Freud, por sua vez, surge como uma figura patriarcal, centralizadora – até Jung literalmente treme quando pretende discordar dele – um sedutor intelectual preocupado em firmar as bases de sua ciência, para só, então, abrir outras portas no estudo da mente. Freud está acima dos pacientes, todos os seus discípulos são inexpressivos e a relação que mantém com o suíço é marcada por discretas hierarquias: refere a si mesmo na terceira pessoa, lembrando que Jung seria seu sucessor, mas vemos inúmeras cenas em que o suíço se distancia das teorias do austríaco, em especial de sua obsessão pela sexualidade como fonte de todos os distúrbios. No entanto, só consegue verbalizar com terceiros, inclusive Sabine, nunca enfrentando diretamente Freud. Há dois detalhes que parecem resumir bem a relação ambígua entre eles, tanto no campo dos pesquisadores enquanto pessoa física, como na incompatibilidade de seus projetos epistemológicos. O primeiro está presente nas sucessivas vezes que Jung conta seus sonhos, inicia uma análise sobre ele e termina por escutar Freud dar a interpretação final, sempre associando alguma imagem com o falo e aproximando qualquer alusão de poder intelectual a ele mesmo. Só que em um determinado momento, quando o austríaco já ciente da ruptura que os espera, comenta sobre um sonho que teve, Jung pede que compartilhe o relato e o pai da Psicanálise com seu tradicional charuto na boca, enfaticamente nega, “para não colocar em questão a sua autoridade”. Freud jamais desce um degrau. O segundo momento parece velado, mas termina por esboçar o conceito de inconsciente coletivo que Jung desenvolveria posteriormente, quando Cronenberg de maneira sutil cria uma série de antagonismos de classe e raça entre os dois psiquiatras, Freud judeu e Jung ariano, atingindo o ápice quando o segundo tem um colapso nervoso a partir de um sonho recorrente, como se estivesse prevendo os horrores da Segunda Guerra Mundial.

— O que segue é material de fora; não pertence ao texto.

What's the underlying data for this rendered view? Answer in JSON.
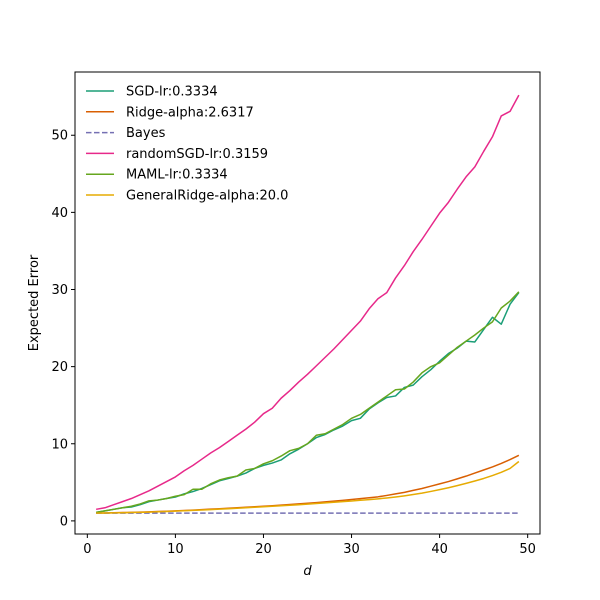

Voltando ao objeto básico do gesto fundador da Psicanálise, não apenas a título de curiosidade, vale lembrar que até o final do século XIX, quando Freud instituiu a fala em substituição da hipnose no tratamento da histeria, essa neurose enquanto patologia vivia presa entre argumentos objetivos médicos e promessas subjetivas, o cinema segundo Cronenberg, sendo inicialmente considerada uma crise apenas feminina causada por uma perturbação no útero, na Idade Média passou a ser confundida com possessão do diabo, geralmente tratada por sacerdotes, mesmo com o desenvolvimento da medicina ao longo dos séculos, a falta de provas físicas que comprovassem uma doença orgânica, mantinha a dúvida sobre os ataques não passarem de um teatro perversamente encenado. Apenas por meio do método catártico, ou seja, uma forma da pessoa retomar o recalque que afastou algo da consciência, fez com que as características da histeria ficassem claras, formalizando-se como um sofrimento causado, sobretudo, de reminiscências, isto é, os pacientes sofrem por aquilo que não conseguem lembrar (trauma). Há nessa retomada dos dois clássicos e de suas longas discussões – dizem que no primeiro encontro passaram cerca de treze horas conversando – uma vontade de Cronenberg em encontrar, talvez pela primeira vez, a palavra necessária para verbalizar as angústias recorrentes de carreira, realçando mais uma vez seu interesse por um corpo, de seus personagens e de seu cinema, transversalmente em profundo movimento.